NOMINEES:      Bruce H. Buckland, Peter J. Boni, Nathan Gantcher, Stephen D.
               Grubbs, John C. Maxwell, III, Jonathan Rubin and Jean-Pascal
               Tranie

               [ ]   FOR all nominees listed above


               [ ]   AUTHORITY WITHHELD as to all nominees

               [ ]   FOR, except vote withheld as to the following
                     nominee(s):___________________________________


         UNLESS MARKED TO THE CONTRARY, THE PROXIES SHALL BE DEEMED TO HAVE
AUTHORITY TO VOTE "FOR" PROPOSAL 2.

               [ ]   FOR Proposal 2


               [ ]   AGAINST Proposal 2


               [ ]   ABSTAIN


         IN THEIR DISCRETION, THE PROXIES ARE AUTHORIZED TO VOTE UPON SUCH OTHER
BUSINESS AS MAY PROPERLY COME BEFORE THE MEETING.

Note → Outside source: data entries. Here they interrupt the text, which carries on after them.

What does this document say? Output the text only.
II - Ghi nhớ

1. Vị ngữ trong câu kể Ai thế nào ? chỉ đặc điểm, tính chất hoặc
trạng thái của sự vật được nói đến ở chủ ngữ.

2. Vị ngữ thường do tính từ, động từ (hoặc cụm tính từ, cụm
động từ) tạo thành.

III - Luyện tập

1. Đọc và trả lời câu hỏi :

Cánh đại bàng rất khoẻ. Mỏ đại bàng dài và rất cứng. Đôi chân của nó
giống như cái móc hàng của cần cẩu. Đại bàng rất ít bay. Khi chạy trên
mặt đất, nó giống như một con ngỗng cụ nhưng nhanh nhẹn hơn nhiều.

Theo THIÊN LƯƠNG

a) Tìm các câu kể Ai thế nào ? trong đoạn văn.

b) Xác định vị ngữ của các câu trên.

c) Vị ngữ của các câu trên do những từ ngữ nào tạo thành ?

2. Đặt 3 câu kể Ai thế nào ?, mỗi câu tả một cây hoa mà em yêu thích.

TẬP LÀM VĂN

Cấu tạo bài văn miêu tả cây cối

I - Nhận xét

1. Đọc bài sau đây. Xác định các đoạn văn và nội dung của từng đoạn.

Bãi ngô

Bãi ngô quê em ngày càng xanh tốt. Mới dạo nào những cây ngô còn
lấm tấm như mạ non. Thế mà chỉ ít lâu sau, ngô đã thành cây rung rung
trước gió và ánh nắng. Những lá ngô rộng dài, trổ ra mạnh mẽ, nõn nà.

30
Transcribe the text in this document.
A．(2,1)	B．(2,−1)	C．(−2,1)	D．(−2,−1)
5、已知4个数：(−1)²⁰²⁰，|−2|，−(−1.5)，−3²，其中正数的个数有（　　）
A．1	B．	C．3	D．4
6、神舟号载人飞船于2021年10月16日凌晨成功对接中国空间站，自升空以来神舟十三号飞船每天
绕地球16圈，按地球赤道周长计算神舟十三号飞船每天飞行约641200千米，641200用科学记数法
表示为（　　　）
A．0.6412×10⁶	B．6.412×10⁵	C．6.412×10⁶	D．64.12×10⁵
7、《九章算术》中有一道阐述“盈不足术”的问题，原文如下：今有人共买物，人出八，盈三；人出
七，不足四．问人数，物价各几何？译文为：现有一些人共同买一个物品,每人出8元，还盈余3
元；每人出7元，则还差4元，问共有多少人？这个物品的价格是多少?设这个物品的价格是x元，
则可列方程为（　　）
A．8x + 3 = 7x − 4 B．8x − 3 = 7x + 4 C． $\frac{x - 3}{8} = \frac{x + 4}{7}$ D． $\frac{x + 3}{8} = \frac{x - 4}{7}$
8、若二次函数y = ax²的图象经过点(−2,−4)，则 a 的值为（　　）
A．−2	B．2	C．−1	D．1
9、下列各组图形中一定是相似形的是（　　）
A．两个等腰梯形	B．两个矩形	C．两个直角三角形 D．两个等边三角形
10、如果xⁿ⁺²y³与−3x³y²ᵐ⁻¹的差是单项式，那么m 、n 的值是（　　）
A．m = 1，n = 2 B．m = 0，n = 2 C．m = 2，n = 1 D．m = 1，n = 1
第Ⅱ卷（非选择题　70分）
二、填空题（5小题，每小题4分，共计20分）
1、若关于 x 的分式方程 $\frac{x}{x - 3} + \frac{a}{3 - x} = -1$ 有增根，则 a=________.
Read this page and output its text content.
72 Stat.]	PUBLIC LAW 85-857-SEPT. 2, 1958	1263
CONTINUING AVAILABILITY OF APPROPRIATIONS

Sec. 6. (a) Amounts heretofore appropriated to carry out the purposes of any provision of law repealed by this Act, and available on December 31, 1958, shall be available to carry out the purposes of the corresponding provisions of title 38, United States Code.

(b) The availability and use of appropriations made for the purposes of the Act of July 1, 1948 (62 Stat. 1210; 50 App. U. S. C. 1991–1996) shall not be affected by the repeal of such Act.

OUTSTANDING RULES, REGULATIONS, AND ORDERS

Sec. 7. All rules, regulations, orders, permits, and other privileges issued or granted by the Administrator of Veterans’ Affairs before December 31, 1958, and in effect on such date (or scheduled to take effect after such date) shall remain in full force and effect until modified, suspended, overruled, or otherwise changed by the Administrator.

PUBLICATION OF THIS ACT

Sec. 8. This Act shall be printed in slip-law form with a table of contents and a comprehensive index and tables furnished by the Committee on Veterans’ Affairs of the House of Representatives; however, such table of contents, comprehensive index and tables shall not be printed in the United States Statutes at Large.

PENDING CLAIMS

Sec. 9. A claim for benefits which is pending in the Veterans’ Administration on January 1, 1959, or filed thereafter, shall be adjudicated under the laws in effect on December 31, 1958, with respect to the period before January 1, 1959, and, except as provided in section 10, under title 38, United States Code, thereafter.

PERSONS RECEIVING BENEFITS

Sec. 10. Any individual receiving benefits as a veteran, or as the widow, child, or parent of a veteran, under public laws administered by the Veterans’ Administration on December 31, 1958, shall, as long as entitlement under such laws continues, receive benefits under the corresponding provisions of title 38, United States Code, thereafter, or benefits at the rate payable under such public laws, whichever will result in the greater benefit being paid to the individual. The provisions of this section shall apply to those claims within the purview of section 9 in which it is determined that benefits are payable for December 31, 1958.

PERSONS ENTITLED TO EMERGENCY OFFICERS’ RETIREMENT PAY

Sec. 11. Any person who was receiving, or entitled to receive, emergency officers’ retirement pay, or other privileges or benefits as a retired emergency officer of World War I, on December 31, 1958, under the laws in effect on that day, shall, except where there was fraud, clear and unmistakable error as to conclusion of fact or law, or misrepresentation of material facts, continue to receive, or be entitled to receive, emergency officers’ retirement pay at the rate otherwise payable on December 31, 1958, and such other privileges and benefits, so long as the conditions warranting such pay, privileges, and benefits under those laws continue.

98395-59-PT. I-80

                (Continued and to be signed on the reverse side)
<PAGE>   36
         The shares represented hereby will be voted as directed by this Proxy.
If no direction is made, the Proxies will vote such shares FOR the election of
all nominees for director listed under Proposal 1, and FOR the amendments to the
1999 Long-Term Incentive Plan described in Proposal 2, and such Proxies will
vote in accordance with their discretion on such other matters as may properly
come before the meeting.




                                    ----------------------------------------
                                    Signature of Shareholder



                                    ----------------------------------------
                                    Signature if held jointly



                                    Dated:                       , 2000
                                          -----------------------

                                    Please sign exactly as name appears hereon.
                                    When shares are held by joint tenants, both
                                    should sign. Executors, administrators,
                                    trustees and other fiduciaries should so
                                    indicate when signing. If a corporation,
                                    please sign in full corporate name by
                                    president, or other authorized officer. If a
                                    partnership, please sign in partnership name
                                    by authorized person. This proxy may be
                                    mailed, postage-free, in the enclosed
                                    envelope.